- 1/2 cup drained oil-packed sun-dried tomatoes
- 1 pound asparagus, trimmed, cut on diagonal into 1/2-inch pieces
- 1 1/4 pounds uncooked shrimp, peeled, deveined
- 1/2 cup chopped fresh basil
- 2 large garlic cloves, chopped
- 1/2 teaspoon dried oregano
- 1/4 teaspoon dried crushed red pepper
- 1 3/4 cups canned low-salt chicken broth
- 1/2 cup dry white wine
- 2 tablespoons tomato paste
- 12 ounces penne pasta (or pasta of choice)
- 3/4 cup grated Parmesan cheese
Heat oil reserved from tomatoes in heavy large skillet over medium-high heat. Add asparagus and sauté until crisp-tender, about 5 minutes. Using slotted spoon, transfer asparagus to bowl. Add sun-dried tomatoes, shrimp, 1/4 cup basil, garlic, oregano, and crushed red pepper to same skillet and sauté until shrimp are just opaque in center, about 3 minutes. Transfer shrimp mixture to bowl with asparagus. Add broth, wine, and tomato paste to same skillet. Boil until sauce thickens slightly, stirring occasionally, about 6 minutes.

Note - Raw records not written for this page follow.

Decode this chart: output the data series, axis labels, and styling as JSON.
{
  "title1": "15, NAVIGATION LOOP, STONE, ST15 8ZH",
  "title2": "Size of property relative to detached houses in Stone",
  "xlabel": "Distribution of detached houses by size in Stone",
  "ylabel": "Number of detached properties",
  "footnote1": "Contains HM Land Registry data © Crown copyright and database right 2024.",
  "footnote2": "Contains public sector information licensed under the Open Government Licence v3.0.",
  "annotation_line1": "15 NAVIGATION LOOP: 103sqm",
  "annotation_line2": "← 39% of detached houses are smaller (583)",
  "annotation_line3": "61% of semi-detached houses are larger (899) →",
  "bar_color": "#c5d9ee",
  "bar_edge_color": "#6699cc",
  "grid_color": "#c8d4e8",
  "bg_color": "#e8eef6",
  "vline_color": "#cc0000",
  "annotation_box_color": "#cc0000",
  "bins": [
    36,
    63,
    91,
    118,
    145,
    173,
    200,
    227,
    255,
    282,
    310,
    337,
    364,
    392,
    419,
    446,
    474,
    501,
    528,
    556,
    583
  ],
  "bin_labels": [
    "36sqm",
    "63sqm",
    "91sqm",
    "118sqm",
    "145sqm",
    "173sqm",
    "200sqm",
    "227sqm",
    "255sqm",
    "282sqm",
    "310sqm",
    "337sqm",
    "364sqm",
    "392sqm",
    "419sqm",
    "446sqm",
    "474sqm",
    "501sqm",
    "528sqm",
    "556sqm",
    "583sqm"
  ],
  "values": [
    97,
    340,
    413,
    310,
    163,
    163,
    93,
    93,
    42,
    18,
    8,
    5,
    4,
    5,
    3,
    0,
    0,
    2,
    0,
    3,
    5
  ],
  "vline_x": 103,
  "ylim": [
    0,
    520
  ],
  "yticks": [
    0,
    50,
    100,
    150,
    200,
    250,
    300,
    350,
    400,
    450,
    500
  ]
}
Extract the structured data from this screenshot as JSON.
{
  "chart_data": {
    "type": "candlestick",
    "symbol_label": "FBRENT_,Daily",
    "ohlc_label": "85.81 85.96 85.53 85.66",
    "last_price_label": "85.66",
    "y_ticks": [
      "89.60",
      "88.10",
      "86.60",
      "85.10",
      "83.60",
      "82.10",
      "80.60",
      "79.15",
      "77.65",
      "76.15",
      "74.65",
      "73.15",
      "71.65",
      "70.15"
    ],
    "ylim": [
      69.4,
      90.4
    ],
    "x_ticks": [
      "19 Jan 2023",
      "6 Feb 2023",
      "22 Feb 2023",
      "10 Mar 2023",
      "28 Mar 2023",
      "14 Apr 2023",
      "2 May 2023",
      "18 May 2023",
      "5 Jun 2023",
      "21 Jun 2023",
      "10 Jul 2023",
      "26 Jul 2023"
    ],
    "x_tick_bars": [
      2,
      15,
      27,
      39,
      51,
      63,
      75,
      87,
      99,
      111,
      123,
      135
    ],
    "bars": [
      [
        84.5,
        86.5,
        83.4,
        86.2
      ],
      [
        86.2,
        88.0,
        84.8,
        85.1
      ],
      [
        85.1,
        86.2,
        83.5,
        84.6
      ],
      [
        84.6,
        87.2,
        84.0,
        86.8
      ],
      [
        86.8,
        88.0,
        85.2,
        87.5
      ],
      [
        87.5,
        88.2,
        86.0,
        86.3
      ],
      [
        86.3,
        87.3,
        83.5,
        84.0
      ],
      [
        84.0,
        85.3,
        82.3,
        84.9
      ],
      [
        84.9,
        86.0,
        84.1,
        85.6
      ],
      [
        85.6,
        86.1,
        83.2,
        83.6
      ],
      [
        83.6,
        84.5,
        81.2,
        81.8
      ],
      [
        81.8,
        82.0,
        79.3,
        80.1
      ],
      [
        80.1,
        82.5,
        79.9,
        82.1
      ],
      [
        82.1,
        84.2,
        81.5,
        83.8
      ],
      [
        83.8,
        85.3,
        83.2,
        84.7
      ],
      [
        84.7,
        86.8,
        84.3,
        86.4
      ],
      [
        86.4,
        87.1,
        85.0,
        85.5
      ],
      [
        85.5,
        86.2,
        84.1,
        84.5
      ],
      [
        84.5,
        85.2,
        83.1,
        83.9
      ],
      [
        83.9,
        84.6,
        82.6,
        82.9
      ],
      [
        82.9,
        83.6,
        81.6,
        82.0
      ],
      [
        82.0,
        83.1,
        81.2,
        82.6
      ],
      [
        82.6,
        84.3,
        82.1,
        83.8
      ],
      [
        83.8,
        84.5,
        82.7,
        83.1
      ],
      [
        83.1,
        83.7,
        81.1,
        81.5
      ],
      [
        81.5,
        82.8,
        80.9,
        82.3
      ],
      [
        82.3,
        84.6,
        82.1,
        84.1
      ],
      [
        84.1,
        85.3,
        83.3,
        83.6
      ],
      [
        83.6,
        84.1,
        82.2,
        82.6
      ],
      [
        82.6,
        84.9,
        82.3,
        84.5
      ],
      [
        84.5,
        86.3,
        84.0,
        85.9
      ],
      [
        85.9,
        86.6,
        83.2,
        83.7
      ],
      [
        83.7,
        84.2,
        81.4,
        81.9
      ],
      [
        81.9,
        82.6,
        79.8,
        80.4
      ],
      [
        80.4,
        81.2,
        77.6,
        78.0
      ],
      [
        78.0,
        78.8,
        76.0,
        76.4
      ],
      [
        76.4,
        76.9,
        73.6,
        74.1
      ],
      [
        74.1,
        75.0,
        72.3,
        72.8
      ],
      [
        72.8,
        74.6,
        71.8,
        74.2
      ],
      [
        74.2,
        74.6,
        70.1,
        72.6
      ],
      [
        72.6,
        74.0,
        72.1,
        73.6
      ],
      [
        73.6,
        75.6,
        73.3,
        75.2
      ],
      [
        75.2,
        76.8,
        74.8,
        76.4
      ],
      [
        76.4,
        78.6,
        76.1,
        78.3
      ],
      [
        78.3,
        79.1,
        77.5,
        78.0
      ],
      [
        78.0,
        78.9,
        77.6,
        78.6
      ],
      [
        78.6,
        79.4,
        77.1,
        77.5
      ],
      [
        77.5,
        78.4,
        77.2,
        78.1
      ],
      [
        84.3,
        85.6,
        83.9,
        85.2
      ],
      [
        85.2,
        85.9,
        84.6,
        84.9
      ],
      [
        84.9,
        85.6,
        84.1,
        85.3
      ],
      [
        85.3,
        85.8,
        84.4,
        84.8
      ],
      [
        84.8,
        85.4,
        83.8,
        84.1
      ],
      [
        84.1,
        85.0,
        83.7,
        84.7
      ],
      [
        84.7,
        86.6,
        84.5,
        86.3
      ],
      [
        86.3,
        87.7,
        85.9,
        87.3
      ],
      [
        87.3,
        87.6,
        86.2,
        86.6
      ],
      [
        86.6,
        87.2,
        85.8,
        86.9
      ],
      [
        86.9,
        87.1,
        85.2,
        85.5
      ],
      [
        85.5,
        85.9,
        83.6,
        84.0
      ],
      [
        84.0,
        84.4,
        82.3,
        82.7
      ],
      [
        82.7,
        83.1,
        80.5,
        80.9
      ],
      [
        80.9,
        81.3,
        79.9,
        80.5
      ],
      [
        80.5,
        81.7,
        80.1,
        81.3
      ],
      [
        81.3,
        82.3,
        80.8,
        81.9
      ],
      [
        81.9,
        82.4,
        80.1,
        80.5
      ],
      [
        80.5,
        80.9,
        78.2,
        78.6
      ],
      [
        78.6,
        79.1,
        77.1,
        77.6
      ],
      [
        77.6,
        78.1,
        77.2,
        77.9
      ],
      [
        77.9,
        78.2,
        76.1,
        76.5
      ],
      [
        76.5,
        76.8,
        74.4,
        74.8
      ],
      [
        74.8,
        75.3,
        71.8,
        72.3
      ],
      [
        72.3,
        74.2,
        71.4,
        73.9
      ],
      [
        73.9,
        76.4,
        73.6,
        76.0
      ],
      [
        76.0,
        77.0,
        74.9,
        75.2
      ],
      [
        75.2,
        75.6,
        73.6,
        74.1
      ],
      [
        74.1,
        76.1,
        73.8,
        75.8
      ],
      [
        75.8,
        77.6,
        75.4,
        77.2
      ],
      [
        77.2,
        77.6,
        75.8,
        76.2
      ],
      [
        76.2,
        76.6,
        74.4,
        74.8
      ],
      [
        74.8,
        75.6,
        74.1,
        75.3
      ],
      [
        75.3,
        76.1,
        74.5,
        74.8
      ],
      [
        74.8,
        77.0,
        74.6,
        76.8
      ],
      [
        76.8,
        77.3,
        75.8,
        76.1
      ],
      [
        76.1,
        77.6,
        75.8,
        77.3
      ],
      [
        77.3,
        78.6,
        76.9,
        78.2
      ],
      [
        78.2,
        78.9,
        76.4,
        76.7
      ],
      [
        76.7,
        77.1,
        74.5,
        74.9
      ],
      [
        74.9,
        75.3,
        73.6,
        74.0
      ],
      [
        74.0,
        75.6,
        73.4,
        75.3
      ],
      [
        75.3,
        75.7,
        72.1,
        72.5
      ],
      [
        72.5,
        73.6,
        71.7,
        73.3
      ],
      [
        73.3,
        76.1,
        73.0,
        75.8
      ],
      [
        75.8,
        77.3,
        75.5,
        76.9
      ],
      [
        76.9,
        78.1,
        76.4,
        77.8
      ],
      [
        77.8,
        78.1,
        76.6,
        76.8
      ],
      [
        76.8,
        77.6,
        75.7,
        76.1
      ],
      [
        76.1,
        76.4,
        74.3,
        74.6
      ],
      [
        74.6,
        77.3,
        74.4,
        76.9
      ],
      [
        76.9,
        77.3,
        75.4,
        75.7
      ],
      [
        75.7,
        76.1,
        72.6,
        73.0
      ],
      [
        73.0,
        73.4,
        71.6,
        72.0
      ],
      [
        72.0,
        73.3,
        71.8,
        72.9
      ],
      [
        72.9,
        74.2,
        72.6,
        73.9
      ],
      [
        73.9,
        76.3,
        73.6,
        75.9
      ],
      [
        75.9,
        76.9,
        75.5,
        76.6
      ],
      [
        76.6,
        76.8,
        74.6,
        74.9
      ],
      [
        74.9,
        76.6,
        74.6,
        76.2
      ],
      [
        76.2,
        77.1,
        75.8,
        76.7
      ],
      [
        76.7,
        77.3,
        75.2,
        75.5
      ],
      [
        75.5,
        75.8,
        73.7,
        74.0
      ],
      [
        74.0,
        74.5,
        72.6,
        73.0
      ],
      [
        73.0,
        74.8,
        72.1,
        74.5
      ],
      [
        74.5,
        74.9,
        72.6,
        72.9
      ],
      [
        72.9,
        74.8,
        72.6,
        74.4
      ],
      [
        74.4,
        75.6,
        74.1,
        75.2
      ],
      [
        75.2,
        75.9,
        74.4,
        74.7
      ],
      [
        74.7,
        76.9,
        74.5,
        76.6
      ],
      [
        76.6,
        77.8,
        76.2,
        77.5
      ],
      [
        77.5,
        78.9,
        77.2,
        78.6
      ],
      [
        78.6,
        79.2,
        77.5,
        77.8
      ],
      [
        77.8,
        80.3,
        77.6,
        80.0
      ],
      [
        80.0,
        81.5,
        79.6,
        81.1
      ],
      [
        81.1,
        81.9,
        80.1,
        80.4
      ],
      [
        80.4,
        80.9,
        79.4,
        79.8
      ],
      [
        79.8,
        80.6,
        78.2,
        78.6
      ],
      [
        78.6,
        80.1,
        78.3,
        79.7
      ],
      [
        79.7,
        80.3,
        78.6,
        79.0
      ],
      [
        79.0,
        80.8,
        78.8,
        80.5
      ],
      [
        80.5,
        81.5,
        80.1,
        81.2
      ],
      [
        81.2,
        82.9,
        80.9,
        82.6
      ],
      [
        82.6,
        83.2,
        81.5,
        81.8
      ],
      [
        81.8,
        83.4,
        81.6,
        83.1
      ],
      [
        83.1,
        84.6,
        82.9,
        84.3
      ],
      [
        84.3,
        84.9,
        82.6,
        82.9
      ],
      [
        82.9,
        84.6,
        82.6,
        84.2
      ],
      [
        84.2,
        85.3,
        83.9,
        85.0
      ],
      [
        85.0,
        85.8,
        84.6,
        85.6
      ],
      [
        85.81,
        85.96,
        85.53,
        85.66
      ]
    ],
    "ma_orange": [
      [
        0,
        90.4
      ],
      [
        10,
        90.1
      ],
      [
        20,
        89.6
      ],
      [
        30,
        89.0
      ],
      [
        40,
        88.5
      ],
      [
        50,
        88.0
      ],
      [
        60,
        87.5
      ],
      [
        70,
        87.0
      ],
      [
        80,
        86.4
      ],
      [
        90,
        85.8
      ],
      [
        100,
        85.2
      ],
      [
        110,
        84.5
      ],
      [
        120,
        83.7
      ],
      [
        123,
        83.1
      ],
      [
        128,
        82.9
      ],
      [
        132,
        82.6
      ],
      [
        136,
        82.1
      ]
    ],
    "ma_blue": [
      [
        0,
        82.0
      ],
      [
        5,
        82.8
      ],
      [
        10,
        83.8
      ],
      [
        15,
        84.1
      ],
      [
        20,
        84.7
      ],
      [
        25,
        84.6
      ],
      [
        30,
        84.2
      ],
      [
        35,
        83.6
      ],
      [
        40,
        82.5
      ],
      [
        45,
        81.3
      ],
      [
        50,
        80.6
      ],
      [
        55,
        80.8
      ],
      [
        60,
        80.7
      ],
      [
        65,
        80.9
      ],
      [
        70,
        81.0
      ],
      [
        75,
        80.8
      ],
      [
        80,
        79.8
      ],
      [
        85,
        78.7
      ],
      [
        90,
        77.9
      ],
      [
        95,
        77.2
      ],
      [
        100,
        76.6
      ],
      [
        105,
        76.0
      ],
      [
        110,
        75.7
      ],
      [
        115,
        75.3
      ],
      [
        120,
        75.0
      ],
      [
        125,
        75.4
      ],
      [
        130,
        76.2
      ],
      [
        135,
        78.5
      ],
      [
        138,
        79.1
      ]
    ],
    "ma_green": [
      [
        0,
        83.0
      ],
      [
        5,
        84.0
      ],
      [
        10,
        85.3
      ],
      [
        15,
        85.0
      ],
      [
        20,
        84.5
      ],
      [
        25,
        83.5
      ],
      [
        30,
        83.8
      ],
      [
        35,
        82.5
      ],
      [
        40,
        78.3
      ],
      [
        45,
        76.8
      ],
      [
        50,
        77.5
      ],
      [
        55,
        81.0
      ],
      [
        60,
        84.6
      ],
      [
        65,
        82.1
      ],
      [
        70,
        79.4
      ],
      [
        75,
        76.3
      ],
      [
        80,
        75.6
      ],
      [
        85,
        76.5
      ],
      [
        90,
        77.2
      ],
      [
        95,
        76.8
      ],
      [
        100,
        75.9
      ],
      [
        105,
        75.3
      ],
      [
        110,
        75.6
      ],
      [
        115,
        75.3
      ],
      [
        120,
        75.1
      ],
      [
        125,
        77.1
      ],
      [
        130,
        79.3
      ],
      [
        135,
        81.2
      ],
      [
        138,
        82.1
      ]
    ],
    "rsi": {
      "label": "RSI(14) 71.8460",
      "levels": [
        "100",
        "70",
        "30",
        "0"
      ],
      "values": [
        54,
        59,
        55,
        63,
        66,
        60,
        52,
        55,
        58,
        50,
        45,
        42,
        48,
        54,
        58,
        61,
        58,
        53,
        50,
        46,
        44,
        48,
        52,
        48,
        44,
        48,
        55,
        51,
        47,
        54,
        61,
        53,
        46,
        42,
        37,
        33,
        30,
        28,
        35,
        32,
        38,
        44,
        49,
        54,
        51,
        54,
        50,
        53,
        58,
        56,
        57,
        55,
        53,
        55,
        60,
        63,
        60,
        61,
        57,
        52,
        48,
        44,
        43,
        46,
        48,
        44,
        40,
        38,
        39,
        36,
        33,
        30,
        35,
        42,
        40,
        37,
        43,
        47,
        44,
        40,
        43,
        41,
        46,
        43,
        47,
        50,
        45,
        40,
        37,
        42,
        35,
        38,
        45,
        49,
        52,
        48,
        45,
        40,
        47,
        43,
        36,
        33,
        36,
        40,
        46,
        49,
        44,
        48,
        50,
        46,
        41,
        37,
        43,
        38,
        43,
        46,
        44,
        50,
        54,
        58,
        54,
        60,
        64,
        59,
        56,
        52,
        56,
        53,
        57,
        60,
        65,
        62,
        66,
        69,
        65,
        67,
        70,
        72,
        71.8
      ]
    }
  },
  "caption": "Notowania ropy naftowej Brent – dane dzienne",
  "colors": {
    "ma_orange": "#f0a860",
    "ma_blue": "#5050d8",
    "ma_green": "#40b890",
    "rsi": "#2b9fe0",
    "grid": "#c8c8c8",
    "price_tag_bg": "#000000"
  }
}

Cook pasta in large pot of boiling salted water until tender but still firm to bite. Drain; return pasta to same pot. Add shrimp mixture, sauce, remaining 1/4 cup basil, and cheese to pasta. Toss over medium heat until warmed through and sauce coats pasta. Season with salt and pepper and serve.